Keberadaan alam selain manusia, diatur berdasarkan hukum kauniah, yang bersifat pasti. Dengan hukum kauniah tersebut objektivitas tentang alam akan diketahui oleh manusia melalui pendekatan empiris, yaitu melalui pengamatan langsung. Lingkungan pendidikan kealaman secara garis besar terbagi menjadi dua kelompok, yaitu pengetahuan tentang benda-benda mati yang lazim dikenal dengan fisika, dan pengetahuan tentang makluk hidup yang lazim disebut dengan biologi. Pengetahuan tentang biologis manusia merupakan modal dasar bagi seseorang dalam memperhatikan dirinya. Berbagai unsur yang dibutuhkan, seperti makanan, minuman, pakaian, dan tempat tinggal adalah materi pokok dalam pendidikan biologi. Begitu pula pengetahuan tentang hewan dan tumbuhan yang diperlukan oleh manusia. Pengetahuan tentang kesehatan, yang meliputi pertumbuhan, perawatan dan pengembangan organis biologis, merupakan modal bagi manusia dalam memfungsikan dirinya sebagai pemangku amanat Allah di muka bumi. Dengan menguasai pengetahuan bidang kesehatan, seseorang akan menjadi sigap dan tanggap terhadap gejala-gejala fisiknya, sehingga tidak cepat panik dalam menghadapi gangguan seperti penyakit.
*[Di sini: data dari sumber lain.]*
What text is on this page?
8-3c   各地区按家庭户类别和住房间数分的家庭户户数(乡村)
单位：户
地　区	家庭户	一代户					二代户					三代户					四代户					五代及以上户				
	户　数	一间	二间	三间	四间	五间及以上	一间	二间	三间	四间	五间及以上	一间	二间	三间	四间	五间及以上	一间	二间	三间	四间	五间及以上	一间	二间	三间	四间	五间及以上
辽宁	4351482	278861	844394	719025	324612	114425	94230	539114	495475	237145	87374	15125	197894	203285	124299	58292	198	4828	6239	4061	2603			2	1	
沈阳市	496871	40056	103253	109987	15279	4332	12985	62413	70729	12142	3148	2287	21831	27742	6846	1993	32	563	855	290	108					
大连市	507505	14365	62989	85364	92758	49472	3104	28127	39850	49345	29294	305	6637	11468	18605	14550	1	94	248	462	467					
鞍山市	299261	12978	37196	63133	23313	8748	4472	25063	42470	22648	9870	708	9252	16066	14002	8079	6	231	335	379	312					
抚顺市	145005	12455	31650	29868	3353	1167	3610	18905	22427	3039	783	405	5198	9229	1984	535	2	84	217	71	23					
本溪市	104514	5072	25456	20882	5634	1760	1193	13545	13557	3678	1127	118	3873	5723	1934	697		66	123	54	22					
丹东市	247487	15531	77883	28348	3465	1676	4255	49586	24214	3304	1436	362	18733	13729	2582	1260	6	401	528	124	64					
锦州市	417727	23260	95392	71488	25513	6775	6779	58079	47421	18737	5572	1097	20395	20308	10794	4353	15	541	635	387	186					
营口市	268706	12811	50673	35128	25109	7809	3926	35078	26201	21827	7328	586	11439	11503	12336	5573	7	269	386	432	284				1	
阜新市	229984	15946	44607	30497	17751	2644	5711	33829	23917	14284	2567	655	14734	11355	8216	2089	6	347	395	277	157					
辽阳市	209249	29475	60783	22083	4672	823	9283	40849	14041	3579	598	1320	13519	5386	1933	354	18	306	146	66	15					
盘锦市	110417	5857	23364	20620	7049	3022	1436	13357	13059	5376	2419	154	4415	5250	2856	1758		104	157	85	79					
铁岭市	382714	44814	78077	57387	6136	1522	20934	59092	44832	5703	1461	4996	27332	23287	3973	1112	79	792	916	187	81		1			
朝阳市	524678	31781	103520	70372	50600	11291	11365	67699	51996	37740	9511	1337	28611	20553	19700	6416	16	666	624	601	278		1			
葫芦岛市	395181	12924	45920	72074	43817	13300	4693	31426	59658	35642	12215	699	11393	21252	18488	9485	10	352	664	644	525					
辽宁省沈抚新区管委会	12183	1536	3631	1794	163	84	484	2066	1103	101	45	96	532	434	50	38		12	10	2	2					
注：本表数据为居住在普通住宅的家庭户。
Prinsip pokok dalam pendidikan kealaman dalam bidang hewan dan tumbuhan, bahwa setiap yang diperlukan oleh manusia akan habis jika manusia tidak merawat atau memeliharanya. Benda-benda alam baik padat, cair, maupun gas merupakan sumber daya alam fisik yang tidak terhitung nilainya bagi manusia. Pengetahuan tentang benda-benda padat dengan struktur atomnya; benda gas dengan kandungannya; air dengan berbagai unsurnya, merupakan sumber yang bermanfaat bagi manusia jika manusia mau memanfaatkannya. Semua yang terhampar di persada dunia dan di angkasa menuntut perhatian manusia yang mau memanfaatkannya. Sebaliknya ketidak pedulian terhadap semuanya itu akan menimbulkan berbagai malapetaka bagi manusia, baik secara langsung, maupun tidak langsung. Ragam alam yang terhampar di persada dunia demikian banyak, tidak mungkin setiap orang mempunyai kemampuan untuk menjangkau secara menyeluruh. Karena itu dalam kaitannya dengan studi bidang kealaman menuntut spesialisasi.
Perumusan tentang materi pendidikan kealaman didasarkan atas prinsip sesuai dengan kebutuhan. Skala prioritas yang primer dan yang sekunder merupakan asas dalam menentukan kebijakan studi tentang kealaman. Studi kealaman yang tidak mendasar atas prinsip kebutuhan hanya akan menghabiskan biaya, tenaga dan waktu. Studi Kealaman yang selama ini dkembangkan di Indonesia kurang mempertimbangkan asas skala kebutuhan. Hal ini dibuktikan dengan diberlakukannya kurikulum tentang materi kealaman yang seragam baik peserta didik yang hidup di lingkungan perkotaan maupun pedesaan. Padahal, kondisi alam di lingkungannya tidak sama. Akibatnya, antara pengetahuan yang dimiliki peserta didik dengan kenyataan alam yang ada di sekitarnya tidak menunjukkan korelasi.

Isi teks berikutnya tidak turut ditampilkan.